Internet growth is mainly due to the political situation. People are cut off from normal contact with the outside because of the conflict with Israel so they go online to get a window on the world. Since few students can physically go to university, they use the Internet to exchange material and continue their studies online.

The Internet is also used to read the foreign and even Israeli media, with the left-wing Israeli daily Haaretz one of the most popular. The Electronic Intifada, a pro-Palestinian news site, is also consulted a lot (50,000 visitors a week). People use e-mail to swap views and photos about current events and communicate with the diaspora.

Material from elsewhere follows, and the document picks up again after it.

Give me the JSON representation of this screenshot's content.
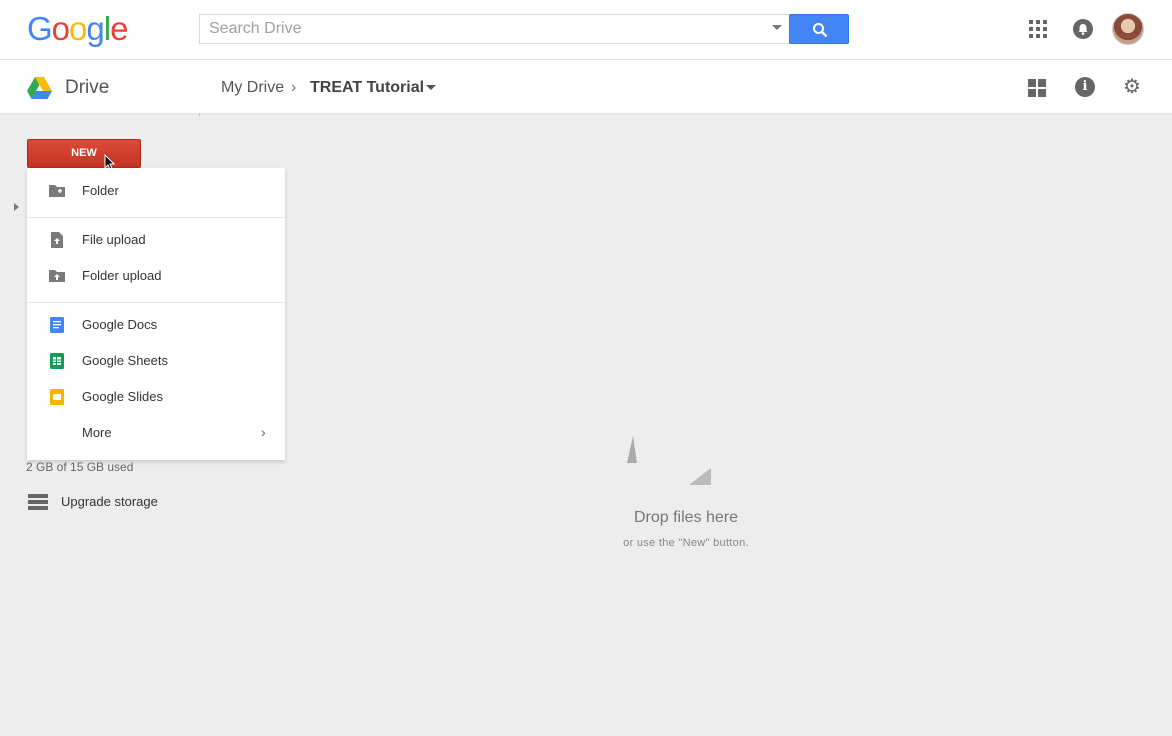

Many see the Internet as a way to break their political isolation.

Most Palestinians go online through cybercafés, which are sometimes set up in people's homes and charge about 70 eurocents an hour. The country has 26 ISPs, 15 of them with official permits. There is no reported censorship of online activity.


* The DAI (Digital Access Index) has been devised by the International Telecommunications Union to measure the access of a country's inhabitants to information and communication technology. It ranges from 0 (none at all) to 1 (complete access).

** Assessment of the situation in each country (good, middling, difficult, serious) is based on murders, imprisonment or harassment of cyber-dissidents or journalists, censorship of news sites, existence of independent news sites, existence of independent ISPs and deliberately high connection charges.